Ce mercredi, les présidents Emmanuel Macron et Félix Tshisekedi se retrouvent à Paris pour un entretien bilatéral dont les enjeux dépassent le cadre d’une simple visite de courtoisie. Cette rencontre, la première depuis janvier 2026, intervient dans un contexte de tensions persistantes dans l’est de la République démocratique du Congo, où la situation humanitaire et sécuritaire reste précaire. Quels sont les objectifs concrets de cette diplomatie franco-congolaise renouvelée ?
Le précédent tête-à-tête entre les deux chefs d’État, le 23 janvier dernier à l’Élysée, avait déjà placé la crise dans les Grands Lacs au cœur des discussions. Cette fois encore, l’ombre du conflit qui ravage les provinces de l’Est plane sur les échanges. La France, acteur diplomatique traditionnel en Afrique, semble vouloir réaffirmer son rôle de facilitateur dans une région où son influence est scrutée, parfois avec méfiance. La coopération bilatérale, bien sûr, sera abordée, mais c’est la recherche d’une paix durable dans l’Est qui constitue le dossier prioritaire.
L’approche française semble articulée autour du soutien aux cadres de négociation existants. Paris a ainsi salué, mi-février, l’accord du président Tshisekedi pour mettre en œuvre un cessez-le-feu tel que proposé par la médiation angolaise. Cette position démontre un alignement sur les efforts régionaux, une stratégie qui évite l’écueil d’une imposition unilatérale de solutions. De même, la diplomatie française a souligné avec insistance l’importance de la mise en œuvre intégrale de l’accord de Washington du 4 décembre 2025. Cet appel à ce que « toutes les parties respectent leurs engagements » sonne comme un rappel à l’ordre adressé aux différents belligérants, mais aussi comme un soutien ferme à la ligne défendue par Kinshasa.
Au-delà des déclarations de principe, l’engagement français se veut concret et multidimensionnel.
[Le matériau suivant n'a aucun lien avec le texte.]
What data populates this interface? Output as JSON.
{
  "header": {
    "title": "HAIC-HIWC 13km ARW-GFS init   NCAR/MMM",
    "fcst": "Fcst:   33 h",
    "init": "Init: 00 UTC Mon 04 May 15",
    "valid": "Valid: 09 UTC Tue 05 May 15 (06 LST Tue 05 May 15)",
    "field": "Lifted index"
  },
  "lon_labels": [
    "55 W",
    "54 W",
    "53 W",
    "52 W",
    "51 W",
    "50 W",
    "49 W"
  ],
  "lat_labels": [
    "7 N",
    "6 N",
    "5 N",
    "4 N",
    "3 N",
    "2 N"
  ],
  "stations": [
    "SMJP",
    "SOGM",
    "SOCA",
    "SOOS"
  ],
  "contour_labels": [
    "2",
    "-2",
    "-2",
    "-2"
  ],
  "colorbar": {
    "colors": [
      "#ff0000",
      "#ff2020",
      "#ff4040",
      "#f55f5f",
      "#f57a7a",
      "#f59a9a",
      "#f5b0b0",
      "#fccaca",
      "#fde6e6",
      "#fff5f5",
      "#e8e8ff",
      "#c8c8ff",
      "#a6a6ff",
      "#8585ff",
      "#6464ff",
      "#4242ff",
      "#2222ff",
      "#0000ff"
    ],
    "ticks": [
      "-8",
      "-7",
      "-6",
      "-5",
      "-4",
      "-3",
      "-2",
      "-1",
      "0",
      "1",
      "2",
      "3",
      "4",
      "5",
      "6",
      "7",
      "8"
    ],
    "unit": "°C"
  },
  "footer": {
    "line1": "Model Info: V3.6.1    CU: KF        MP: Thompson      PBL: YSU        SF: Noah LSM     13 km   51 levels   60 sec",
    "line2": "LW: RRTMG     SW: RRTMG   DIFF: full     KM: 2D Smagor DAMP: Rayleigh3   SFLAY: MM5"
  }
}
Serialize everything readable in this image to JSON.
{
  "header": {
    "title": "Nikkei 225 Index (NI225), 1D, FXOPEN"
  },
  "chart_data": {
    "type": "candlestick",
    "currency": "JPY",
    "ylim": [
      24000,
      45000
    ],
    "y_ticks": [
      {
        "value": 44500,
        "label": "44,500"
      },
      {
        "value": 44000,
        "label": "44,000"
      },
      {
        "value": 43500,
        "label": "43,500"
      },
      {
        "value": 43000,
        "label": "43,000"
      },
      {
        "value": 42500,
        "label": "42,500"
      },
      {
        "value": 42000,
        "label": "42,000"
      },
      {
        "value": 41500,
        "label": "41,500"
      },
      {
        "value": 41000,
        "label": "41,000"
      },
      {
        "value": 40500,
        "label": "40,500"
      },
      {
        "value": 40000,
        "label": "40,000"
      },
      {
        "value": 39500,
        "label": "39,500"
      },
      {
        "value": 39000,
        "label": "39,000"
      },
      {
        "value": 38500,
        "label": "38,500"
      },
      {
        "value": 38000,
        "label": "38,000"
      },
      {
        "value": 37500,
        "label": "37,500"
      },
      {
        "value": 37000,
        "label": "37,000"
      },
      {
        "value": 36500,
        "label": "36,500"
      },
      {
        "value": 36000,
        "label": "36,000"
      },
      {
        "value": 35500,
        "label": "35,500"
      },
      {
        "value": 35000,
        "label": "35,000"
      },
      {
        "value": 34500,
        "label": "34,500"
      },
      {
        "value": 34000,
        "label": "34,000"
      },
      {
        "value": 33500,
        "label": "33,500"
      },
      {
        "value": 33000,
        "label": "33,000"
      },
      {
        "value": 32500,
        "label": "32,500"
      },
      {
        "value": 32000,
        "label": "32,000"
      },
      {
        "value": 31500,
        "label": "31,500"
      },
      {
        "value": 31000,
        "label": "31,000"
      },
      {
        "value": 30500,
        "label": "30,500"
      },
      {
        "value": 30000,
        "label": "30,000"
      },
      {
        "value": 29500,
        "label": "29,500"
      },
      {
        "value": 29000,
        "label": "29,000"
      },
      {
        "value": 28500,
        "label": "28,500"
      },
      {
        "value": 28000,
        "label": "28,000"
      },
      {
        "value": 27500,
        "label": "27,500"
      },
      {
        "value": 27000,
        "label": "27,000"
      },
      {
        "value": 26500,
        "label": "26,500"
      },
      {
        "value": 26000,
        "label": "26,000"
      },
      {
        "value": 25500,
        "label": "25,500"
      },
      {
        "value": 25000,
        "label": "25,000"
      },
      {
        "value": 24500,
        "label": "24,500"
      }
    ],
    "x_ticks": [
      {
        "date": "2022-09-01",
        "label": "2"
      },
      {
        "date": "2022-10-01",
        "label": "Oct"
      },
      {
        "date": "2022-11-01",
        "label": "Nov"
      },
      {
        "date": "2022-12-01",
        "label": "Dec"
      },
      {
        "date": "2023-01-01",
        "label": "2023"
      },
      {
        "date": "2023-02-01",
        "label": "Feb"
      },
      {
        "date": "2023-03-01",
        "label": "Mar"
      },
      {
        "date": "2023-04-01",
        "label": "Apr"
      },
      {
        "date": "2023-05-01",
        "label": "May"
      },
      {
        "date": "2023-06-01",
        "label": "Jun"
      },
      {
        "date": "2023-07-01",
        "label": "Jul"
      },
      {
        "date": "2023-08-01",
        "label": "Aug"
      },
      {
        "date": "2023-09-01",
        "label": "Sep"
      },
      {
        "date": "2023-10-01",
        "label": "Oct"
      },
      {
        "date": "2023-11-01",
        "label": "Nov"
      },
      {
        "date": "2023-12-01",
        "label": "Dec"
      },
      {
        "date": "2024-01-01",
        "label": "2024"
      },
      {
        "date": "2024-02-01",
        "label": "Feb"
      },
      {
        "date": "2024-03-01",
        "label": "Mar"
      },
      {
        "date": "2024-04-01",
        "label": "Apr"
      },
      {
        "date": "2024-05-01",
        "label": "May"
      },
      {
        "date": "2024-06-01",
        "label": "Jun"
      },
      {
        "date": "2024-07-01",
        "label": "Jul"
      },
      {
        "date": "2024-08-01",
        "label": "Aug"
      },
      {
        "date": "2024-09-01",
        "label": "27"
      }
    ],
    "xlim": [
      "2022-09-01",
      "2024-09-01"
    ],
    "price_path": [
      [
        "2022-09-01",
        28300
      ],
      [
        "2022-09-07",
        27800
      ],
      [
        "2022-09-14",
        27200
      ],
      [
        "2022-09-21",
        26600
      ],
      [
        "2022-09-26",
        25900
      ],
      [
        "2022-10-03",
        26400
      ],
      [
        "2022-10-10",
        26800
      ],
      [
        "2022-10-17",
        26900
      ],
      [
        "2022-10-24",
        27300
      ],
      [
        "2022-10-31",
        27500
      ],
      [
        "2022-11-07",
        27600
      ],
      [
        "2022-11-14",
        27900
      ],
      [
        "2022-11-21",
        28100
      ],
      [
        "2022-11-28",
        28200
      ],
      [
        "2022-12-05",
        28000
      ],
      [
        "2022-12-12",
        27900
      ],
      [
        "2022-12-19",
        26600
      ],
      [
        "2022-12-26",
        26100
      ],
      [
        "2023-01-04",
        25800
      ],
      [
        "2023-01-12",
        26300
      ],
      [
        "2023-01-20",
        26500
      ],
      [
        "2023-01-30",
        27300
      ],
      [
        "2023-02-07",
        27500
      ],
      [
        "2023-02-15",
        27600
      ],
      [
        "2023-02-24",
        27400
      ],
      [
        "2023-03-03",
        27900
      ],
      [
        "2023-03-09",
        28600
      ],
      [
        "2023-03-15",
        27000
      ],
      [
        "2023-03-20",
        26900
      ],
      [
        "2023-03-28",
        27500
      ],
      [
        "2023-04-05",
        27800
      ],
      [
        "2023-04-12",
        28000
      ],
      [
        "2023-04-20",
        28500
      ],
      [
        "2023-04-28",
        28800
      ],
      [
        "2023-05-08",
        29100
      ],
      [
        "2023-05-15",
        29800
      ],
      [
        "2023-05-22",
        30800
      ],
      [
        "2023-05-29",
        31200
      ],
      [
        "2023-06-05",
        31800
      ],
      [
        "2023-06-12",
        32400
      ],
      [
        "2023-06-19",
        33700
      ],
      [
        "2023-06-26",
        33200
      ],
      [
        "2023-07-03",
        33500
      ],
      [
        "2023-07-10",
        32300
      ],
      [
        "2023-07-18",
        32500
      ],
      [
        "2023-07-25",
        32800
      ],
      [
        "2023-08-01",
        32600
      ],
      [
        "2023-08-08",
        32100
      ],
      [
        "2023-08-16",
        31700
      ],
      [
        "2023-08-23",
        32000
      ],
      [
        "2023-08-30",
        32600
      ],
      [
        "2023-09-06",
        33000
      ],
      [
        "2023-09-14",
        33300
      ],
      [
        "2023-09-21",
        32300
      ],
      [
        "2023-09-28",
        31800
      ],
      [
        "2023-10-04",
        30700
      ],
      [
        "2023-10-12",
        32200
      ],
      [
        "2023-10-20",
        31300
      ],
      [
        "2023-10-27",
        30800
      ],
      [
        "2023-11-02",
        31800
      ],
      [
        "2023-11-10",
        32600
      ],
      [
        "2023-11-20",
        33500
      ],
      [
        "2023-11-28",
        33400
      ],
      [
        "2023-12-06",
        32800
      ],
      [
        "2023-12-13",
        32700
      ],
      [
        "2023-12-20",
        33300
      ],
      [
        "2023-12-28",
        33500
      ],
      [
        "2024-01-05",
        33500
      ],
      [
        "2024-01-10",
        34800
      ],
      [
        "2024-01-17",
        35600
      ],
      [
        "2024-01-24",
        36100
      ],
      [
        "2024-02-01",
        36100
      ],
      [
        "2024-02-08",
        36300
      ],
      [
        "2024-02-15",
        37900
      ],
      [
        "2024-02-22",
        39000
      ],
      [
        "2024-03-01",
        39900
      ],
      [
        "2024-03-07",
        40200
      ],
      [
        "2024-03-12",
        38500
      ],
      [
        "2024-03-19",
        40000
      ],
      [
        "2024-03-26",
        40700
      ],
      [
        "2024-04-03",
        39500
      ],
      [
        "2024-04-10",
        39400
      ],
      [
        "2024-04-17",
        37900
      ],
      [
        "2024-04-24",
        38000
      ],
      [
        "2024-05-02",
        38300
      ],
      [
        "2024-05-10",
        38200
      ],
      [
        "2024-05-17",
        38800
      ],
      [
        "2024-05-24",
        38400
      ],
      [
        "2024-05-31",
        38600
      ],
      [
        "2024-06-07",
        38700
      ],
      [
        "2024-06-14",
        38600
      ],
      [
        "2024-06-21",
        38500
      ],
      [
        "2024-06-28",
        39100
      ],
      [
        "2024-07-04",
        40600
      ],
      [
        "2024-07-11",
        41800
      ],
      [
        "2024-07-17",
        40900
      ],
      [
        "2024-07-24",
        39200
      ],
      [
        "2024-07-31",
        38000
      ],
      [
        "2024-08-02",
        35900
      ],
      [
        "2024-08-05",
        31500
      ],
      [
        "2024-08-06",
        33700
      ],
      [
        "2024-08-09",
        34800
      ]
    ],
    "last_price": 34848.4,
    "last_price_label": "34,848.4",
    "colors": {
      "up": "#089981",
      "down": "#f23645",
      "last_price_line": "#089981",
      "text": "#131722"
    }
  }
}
Il s’agit d’une diplomatie qui tente de lier le sécuritaire, le politique et l’humanitaire. L’Accord-cadre de Doha du 15 novembre dernier et l’action de l’Union africaine sont présentés par Paris comme des piliers complémentaires de cette « dynamique de paix ». La France affirme être « pleinement mobilisée » pour que ces mécanismes se traduisent par des améliorations rapides et tangibles pour les populations civiles, premières victimes d’un conflit aux racines complexes.
Le volet humanitaire constitue d’ailleurs un axe visible de l’action française. Le Quai d’Orsay a salué le déplacement à Goma de Vivian van de Perre, cheffe par intérim de la MONUSCO, missionnée pour préparer le soutien de l’ONU à la vérification d’un éventuel cessez-le-feu. Surtout, Paris a mis en avant le « premier vol » vers l’aéroport de Goma comme une étape cruciale. Ce vol symbolise la concrétisation d’un engagement pris lors de la Conférence de Paris d’octobre 2025 : rétablir des couloirs humanitaires aériens pour desservir une région souvent coupée du monde. La France appelle maintenant à ce que ce premier pas permette l’établissement de vols réguliers, essentiels pour acheminer l’aide.
L’entretien de ce mercredi sera donc l’occasion pour Emmanuel Macron et Félix Tshisekedi de faire le point sur l’état d’avancement de ces différents dossiers. Pour le président congolais, il s’agit de s’assurer du soutien politique continu d’un partenaire permanent au Conseil de sécurité de l’ONU, capable d’influencer le discours international sur la crise. Pour le président français, il s’agit de démontrer l’efficacité d’une diplomatie d’engagement et de suivi, dans une région où la France cherche à redéfinir sa relation post-« Françafrique ».
Les défis sont de taille. La situation sur le terrain demeure extrêmement volatile, et la confiance entre les parties est limitée. La capacité de la France à jouer un rôle d’honnête courtier, accepté par tous, n’est pas acquise. Cet entretien à Paris permettra-t-il de donner une impulsion nouvelle aux processus de paix enlisés ? La réponse se mesurera moins dans les communiqués officiels que dans les actions concrètes qui suivront, sur le terrain congolais. La stabilisation de l’Est de la RDC reste un objectif lointain, mais chaque dialogue, chaque réouverture de voie humanitaire, constitue une pierre nécessaire à l’édifice d’une paix tant attendue par les populations des Grands Lacs.